This paper discusses the Kyrgyz Republic’s First Review Under the Poverty Reduction and Growth Facility. The current account deficit remained broadly unchanged because of a significant increase in workers’ remittances, mainly from Russia and Kazakhstan. Large negative errors and omissions in the balance of payments suggest that the spring political events led to some capital flight. Structural reforms will continue to focus on developing the financial sector, addressing energy sector imbalances, and increasing labor market flexibility.

Abstract

This paper discusses the Kyrgyz Republic’s First Review Under the Poverty Reduction and Growth Facility. The current account deficit remained broadly unchanged because of a significant increase in workers’ remittances, mainly from Russia and Kazakhstan. Large negative errors and omissions in the balance of payments suggest that the spring political events led to some capital flight. Structural reforms will continue to focus on developing the financial sector, addressing energy sector imbalances, and increasing labor market flexibility.
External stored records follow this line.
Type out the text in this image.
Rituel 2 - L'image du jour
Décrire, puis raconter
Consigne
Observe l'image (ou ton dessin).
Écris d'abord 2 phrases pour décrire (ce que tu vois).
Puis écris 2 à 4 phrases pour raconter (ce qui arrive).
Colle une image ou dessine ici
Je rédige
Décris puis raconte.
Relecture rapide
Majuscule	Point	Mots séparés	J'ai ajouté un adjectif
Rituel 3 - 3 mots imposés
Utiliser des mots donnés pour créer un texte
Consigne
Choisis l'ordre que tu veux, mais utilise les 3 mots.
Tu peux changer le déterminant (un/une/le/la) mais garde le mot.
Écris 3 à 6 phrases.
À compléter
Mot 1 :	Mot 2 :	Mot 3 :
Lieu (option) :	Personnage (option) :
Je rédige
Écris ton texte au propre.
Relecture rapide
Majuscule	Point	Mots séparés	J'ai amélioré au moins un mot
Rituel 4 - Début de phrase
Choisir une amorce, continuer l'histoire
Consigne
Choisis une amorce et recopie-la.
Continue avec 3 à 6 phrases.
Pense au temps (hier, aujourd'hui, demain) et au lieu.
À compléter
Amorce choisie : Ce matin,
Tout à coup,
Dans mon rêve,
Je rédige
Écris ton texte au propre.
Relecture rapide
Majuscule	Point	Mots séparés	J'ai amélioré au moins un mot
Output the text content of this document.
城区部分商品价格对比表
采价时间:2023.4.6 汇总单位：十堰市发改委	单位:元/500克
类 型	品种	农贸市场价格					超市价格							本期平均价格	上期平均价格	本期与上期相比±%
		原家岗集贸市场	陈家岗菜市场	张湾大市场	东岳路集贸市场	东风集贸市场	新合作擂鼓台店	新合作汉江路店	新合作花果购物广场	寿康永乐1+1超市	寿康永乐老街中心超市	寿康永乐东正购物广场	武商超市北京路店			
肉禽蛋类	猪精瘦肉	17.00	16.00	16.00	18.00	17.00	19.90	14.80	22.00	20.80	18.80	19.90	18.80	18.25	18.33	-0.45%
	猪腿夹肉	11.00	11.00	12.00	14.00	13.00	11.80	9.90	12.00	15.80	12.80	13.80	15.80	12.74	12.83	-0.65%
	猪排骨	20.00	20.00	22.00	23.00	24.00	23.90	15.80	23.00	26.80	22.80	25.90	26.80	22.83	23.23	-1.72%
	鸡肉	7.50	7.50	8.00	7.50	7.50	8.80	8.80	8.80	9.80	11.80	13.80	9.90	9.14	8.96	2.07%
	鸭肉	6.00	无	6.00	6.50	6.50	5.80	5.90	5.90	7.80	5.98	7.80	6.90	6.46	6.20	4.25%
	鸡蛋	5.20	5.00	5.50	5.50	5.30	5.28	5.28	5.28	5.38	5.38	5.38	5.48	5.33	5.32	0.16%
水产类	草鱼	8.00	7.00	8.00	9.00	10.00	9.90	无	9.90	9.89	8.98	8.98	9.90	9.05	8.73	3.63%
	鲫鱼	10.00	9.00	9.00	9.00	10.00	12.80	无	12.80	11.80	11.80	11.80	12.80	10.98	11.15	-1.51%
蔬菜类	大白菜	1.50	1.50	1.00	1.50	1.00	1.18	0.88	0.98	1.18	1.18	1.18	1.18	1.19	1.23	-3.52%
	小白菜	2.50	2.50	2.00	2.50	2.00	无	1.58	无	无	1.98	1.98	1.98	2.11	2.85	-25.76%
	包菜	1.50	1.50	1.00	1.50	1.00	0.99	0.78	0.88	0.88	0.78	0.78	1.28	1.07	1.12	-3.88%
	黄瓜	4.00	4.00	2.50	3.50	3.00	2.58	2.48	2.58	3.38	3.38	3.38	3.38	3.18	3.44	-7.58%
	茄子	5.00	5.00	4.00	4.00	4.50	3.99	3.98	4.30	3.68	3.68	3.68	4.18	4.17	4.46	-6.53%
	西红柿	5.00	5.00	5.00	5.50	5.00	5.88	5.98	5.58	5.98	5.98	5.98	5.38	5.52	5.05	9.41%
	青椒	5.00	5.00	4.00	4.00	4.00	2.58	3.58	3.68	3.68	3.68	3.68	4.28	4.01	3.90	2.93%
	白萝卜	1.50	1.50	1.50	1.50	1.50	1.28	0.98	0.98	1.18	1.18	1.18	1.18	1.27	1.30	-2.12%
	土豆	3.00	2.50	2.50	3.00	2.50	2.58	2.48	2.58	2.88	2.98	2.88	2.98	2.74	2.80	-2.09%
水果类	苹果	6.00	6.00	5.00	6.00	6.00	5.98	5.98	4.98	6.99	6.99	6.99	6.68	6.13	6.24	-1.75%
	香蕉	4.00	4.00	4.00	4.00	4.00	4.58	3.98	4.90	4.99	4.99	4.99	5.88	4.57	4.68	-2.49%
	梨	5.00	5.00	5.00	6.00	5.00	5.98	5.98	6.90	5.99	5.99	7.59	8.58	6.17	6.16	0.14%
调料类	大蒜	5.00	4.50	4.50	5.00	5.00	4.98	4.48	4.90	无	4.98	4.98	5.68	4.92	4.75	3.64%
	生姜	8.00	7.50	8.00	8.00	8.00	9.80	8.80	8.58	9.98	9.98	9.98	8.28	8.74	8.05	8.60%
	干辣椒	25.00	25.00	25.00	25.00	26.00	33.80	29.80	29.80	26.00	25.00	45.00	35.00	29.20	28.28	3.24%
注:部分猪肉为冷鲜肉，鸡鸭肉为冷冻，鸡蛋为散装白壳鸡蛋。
The following information has become available since the staff report was issued on October 7, 2005. It does not change the thrust of the staff appraisal.

  • Preliminary data suggest that real GDP declined by 0.4 percent in January-September 2005 (year on year), compared with a growth rate of 2.4 percent in January-June. Excluding operations of the Kumtor gold mine and the energy sector, real GDP increased by 1.1 percent. The growth of nominal GDP, however, was broadly in line with the staff’s projection. The 12-month rate of consumer price inflation was 4.7 percent in September, as projected. The nominal exchange rate against the U.S. dollar has remained stable.

  • The program’s quantitative benchmarks for end-September appear to have been observed. Tax collections continued to exceed the targets and the primary fiscal deficit (before grants) remained ½ percent of GDP below the program ceiling. Net official international reserves exceeded the program floor by a wide margin, as a result of sizeable unsterilized intervention. The 12-month rate of growth of broad money (40 percent) was higher than projected (25 percent), with reserve money and bank deposits increasing faster than anticipated.

  • The end-September structural benchmarks have reportedly been completed. Amendments to the Civil Code to provide for the legal independence of the NBKR were submitted to Parliament on September 29. At the same time, a revised central bank law was brought to parliament in order to improve the NBKR’s accountability and strengthen the legal protection of its employees while discharging their duties.

  • President Bakiev has recently stated that the Kyrgyz Republic should seek assistance under the Multilateral Debt Cancellation Initiative. Discussions on the authorities intentions in this regard will continue during the November staff visit.